Sometimes an investment in updating old skills is necessary. Jane went to theater graduate school at NYU. She moved to Los Angeles after a couple of years of doing off-off-Broadway productions, got lucky and landed a decent agent. She had a few years of success as an actress in LA, but suffered a set back when the agency dispersed, and her agent left town. Replacing the agent was not easy. So, Jane gave up, was in love and got married, and the couple moved to Seattle where she sold real estate. Well, we know how that story went. Circumstance forced her abandon the real estate industry. She set about to revamp her acting skills by taking voice over lessons. However, the talents she has in vocal communications are prevalent throughout her careers. She evaluated what avenues could be pursued with the training she had so dearly paid for years earlier. And she came up with a plan to make those skills commercial again. It required some fine-tuning, but the basics were there. Now she has a new craft to utilize. While at school in New York, she was a paid, 80 words a minute word processor. She has written a book along the way, and could also be poised to consult on scripts and plays.
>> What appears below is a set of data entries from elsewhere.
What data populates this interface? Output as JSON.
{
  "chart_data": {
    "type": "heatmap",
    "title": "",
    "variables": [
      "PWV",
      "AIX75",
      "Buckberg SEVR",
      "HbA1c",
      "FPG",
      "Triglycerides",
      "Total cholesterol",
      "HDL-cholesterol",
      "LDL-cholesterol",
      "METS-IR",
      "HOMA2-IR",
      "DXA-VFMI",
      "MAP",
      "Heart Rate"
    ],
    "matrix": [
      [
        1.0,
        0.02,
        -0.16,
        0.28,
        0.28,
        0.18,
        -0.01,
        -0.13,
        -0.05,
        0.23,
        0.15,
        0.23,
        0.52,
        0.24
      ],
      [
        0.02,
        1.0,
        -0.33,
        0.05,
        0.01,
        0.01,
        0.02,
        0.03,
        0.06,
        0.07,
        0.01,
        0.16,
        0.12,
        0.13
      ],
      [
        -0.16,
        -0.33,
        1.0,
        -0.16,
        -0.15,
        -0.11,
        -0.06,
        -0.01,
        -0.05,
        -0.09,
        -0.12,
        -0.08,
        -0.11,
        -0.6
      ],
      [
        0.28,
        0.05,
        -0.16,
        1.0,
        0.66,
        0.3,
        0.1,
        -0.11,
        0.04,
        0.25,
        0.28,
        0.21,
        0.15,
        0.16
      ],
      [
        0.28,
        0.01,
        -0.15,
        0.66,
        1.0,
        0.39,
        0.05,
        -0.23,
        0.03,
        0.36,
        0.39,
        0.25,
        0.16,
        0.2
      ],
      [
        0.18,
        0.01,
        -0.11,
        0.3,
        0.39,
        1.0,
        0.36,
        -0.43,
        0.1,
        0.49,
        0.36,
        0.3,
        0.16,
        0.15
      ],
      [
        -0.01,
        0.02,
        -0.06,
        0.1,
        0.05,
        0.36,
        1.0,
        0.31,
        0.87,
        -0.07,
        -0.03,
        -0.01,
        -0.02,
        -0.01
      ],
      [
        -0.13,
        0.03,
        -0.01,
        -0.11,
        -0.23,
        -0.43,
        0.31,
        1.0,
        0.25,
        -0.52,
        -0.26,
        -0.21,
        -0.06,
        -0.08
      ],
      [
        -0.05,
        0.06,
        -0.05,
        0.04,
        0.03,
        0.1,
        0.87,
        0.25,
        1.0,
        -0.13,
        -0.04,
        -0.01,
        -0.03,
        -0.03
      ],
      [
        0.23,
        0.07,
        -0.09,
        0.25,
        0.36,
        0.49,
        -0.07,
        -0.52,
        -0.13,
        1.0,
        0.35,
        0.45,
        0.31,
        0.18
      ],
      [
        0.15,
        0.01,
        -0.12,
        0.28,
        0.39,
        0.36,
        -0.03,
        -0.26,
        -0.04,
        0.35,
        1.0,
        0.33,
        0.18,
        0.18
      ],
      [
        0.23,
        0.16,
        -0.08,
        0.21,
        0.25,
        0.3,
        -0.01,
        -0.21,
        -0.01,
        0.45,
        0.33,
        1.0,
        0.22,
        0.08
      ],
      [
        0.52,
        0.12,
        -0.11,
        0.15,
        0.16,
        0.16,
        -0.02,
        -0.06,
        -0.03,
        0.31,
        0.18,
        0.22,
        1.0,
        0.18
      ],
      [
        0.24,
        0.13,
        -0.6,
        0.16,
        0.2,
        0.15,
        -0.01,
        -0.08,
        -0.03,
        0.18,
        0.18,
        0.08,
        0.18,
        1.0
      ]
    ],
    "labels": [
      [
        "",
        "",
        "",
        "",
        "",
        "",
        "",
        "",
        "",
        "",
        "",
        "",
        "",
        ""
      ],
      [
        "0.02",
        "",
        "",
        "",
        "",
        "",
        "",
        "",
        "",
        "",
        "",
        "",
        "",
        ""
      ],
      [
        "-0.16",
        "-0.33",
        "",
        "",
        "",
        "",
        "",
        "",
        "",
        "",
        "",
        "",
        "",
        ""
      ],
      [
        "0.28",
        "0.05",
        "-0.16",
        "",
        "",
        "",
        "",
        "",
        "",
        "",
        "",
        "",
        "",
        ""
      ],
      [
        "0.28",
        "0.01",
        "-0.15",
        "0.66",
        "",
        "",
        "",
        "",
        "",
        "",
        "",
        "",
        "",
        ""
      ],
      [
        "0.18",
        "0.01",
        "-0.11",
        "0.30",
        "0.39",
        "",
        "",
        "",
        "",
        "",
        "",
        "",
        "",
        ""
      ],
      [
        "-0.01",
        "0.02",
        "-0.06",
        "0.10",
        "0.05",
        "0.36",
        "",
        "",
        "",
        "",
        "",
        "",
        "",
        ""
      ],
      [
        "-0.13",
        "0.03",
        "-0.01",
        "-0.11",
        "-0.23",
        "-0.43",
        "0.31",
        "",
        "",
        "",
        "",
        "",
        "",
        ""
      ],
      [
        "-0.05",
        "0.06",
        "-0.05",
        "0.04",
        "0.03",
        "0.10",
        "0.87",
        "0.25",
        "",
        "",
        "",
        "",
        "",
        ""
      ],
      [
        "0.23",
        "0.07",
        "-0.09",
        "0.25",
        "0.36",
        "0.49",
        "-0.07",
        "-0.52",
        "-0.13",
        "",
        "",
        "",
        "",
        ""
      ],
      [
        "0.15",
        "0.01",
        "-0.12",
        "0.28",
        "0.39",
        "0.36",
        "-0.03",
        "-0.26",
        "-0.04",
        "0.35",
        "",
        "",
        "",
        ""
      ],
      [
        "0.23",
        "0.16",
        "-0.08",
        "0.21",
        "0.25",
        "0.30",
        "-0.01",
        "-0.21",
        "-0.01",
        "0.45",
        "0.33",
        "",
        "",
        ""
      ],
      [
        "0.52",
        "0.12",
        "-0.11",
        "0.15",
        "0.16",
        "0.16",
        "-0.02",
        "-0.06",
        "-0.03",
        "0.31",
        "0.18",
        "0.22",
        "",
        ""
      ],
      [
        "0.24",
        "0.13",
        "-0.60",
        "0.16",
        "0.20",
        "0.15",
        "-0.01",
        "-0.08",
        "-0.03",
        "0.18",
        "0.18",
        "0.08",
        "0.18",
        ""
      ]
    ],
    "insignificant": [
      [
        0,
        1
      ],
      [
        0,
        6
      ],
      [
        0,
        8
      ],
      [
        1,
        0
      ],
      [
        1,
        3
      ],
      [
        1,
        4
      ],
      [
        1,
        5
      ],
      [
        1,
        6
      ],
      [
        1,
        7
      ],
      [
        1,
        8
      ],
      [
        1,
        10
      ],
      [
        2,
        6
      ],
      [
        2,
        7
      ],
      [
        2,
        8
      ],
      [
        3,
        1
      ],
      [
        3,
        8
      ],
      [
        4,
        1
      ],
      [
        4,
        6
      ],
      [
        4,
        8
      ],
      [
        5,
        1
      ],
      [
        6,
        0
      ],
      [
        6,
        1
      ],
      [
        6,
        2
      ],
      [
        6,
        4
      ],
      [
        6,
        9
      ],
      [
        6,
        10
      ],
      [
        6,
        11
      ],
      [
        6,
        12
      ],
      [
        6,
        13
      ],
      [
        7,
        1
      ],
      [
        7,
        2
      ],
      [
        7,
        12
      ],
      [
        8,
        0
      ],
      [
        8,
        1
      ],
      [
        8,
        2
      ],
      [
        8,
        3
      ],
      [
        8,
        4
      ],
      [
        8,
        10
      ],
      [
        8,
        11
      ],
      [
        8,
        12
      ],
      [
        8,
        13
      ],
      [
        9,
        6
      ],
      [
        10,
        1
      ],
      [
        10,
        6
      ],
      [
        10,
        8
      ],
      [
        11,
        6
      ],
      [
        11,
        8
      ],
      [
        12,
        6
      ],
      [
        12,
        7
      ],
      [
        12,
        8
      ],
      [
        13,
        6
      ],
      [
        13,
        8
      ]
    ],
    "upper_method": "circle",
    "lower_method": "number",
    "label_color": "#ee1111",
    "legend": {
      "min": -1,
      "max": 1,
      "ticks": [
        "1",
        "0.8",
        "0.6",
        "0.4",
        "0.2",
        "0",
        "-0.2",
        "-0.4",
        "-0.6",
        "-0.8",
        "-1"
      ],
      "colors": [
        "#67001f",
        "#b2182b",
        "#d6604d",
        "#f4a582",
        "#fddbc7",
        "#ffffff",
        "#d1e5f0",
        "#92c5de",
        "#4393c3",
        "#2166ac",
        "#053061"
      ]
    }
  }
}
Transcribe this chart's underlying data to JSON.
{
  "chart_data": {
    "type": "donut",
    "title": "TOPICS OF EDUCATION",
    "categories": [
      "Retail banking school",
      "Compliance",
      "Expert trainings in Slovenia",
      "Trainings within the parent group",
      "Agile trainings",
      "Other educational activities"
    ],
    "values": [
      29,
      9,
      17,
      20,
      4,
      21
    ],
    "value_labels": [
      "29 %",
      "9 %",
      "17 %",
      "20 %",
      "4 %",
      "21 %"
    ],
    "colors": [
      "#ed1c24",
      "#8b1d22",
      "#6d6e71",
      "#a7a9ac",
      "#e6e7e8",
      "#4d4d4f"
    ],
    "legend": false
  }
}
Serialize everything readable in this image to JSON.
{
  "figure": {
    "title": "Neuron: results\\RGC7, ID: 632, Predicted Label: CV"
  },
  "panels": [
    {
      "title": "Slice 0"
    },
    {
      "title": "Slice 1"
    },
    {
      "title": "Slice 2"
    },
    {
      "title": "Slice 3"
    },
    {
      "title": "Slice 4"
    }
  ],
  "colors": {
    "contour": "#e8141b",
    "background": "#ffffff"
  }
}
Even one’s hobbies can be put to use. I regularly kick-boxed and worked out at a dojo for five years. Having been a distance runner in high school and college, I had no fast twitch muscle memory until I pursued this workout regimen. I also learned better reaction skills and eye hand coordination via sparring. This enables me, now to have better reaction skills with fractious horses in my current career. Without the skills I nurtured through hours in the gym, I would not have been capable of reacting as quickly as is necessary in dealing with a 1000 pound two year old. Also, any hobby in which you have invested many hours and become adept is a venue for being a paid instructor. Obtaining certifications and clients can be done more quickly than you think.
Let’s face it – the world has an exploding population, increasingly rapid technological advancements and a volatile marketplace. These factors necessitate you to be learning and honing new skills, CONSTANTLY. To be complacent is to fall behind. Even if you have a comfortable position in life, and think that your future is assured, no one is beyond having cataclysmic events change their situations in life. Being prepared by enjoying our human ability to learn and grow is indeed a key to a full and satisfying life. From pickthebrain.com:
If you ignore the important of continuous learning, you’ll find:
- You waste money. You keep needing to pay for professional help – when it’s a task that you could’ve learnt how to do yourself. Maybe you “can’t cook” so you always eat out.
- You miss opportunities. You get passed over for promotions, because you don’t show any interest in picking up new skills at work.
You lose a great source of fun and fulfillment. There’s enormous satisfaction to be found in learning things and really getting a new concept or skill.
Besides, all that growth and learning can come in quite handy!